Kard. Becciu został w 2020 roku zwolniony z urzędu prefekta Kongregacji Spraw Kanonizacyjnych i pozbawiony „praw związanych z godnością kardynała”. Była to reakcja papieża Franciszka na doniesienia o skandalu finansowym w Sekretariacie Stanu, do którego doszło w czasie sprawowania przez kard. Becciu urzędu zastępcy sekretarza. Chodziło m.in. o słynną sprawę zakupu nieruchomości w Londynie ze środków zebranych w ramach świętopietrza. W grudniu 2023 roku purpurat został skazany przez Trybunał Państwa Watykańskiego na pięć i pół roku pozbawienia wolności za sprzeniewierzenie środków i nadużycie uprawień. Utrzymując, że jest niewinny, kardynał złożył apelację.

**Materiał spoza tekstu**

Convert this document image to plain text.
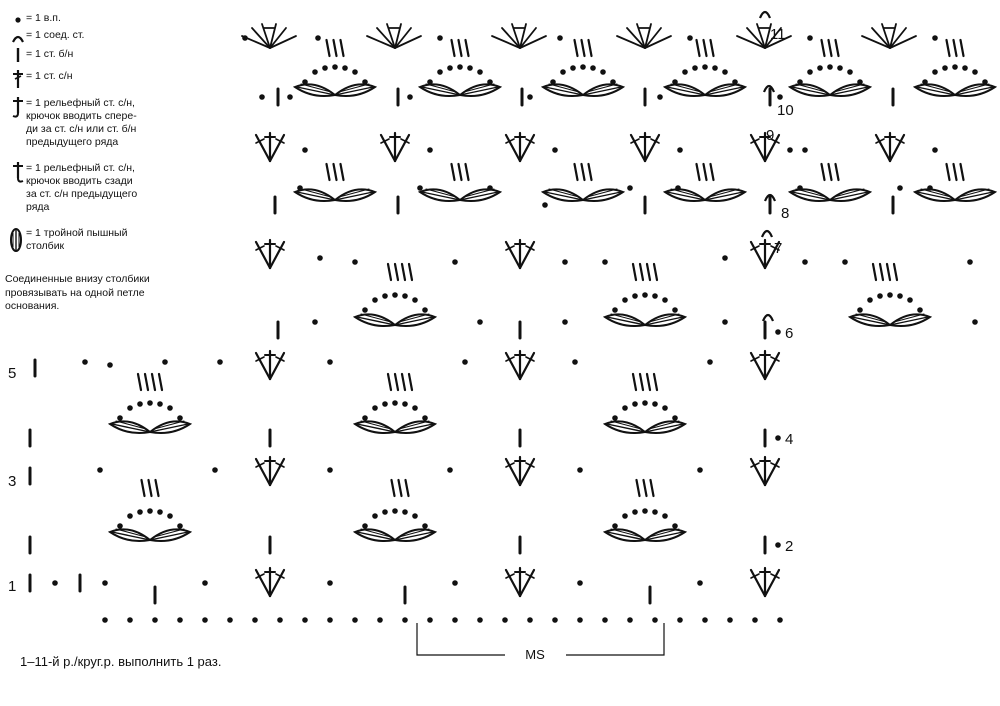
= 1 в.п.
= 1 соед. ст.
= 1 ст. б/н
= 1 ст. с/н
= 1 рельефный ст. с/н,
крючок вводить спере-
ди за ст. с/н или ст. б/н
предыдущего ряда
= 1 рельефный ст. с/н,
крючок вводить сзади
за ст. с/н предыдущего
ряда
= 1 тройной пышный
столбик
Соединенные внизу столбики
провязывать на одной петле
основания.
1–11-й р./круг.р. выполнить 1 раз.	MS
1
2
3
4
5
6
7
8
9
10
11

Purpurat znalazł się ponowni w centrum uwagi po śmierci papieża Franciszka, kiedy wyraził chęć udziału w konklawe przekonując, że Franciszek, zapraszając go na ostatni konsystorz, uznał jego „kardynalskie prerogatywy”.
Zamieszanie w Watykanie skomentował w podcaście „Studio Watykan” Interii ks. prof. Andrzej Kobyliński, w którego ocenie wydarzenia te są gotowym materiałem na hollywoodzki dreszczowiec. Duchowny przypomniał o roli kard. Becciu sprzed wybuchu afery finansowej, kiedy to był trzecią osobą w państwie watykańskim. To wówczas miał dopuścić się malwersacji finansowych. Dotychczas nie został jednak prawomocnie skazany.
- „Co prawda został skazany w pierwszej instancji w roku 2023, ale miał prawo do apelacji i z niego skorzystał. W związku z tym czeka teraz na rozprawę apelacyjną. I jeszcze wiele wody w Tybrze upłynie, zanim poznamy ostateczny wyrok w sprawie kardynała Angela Becciu”
- zauważył gość Interii.
Papież Franciszek jednak, nie czekając na decyzję sądu, pozbawił kard. Becciu „praw związanych z godnością kardynała”, nie pozbawiając go przy tym tej godności. Teraz pojawił się problem, bo kard. Becciu uważa, że ma prawa elektorskie.
- „Pytanie, kto ma o tym zdecydować, skoro papież nie żyje? Nikt nie ma tego zapisanego w kompetencjach. To luka prawna i swoisty węzeł gordyjski”
- ocenia kierownik Katedry Etyki UKSW w Warszawie.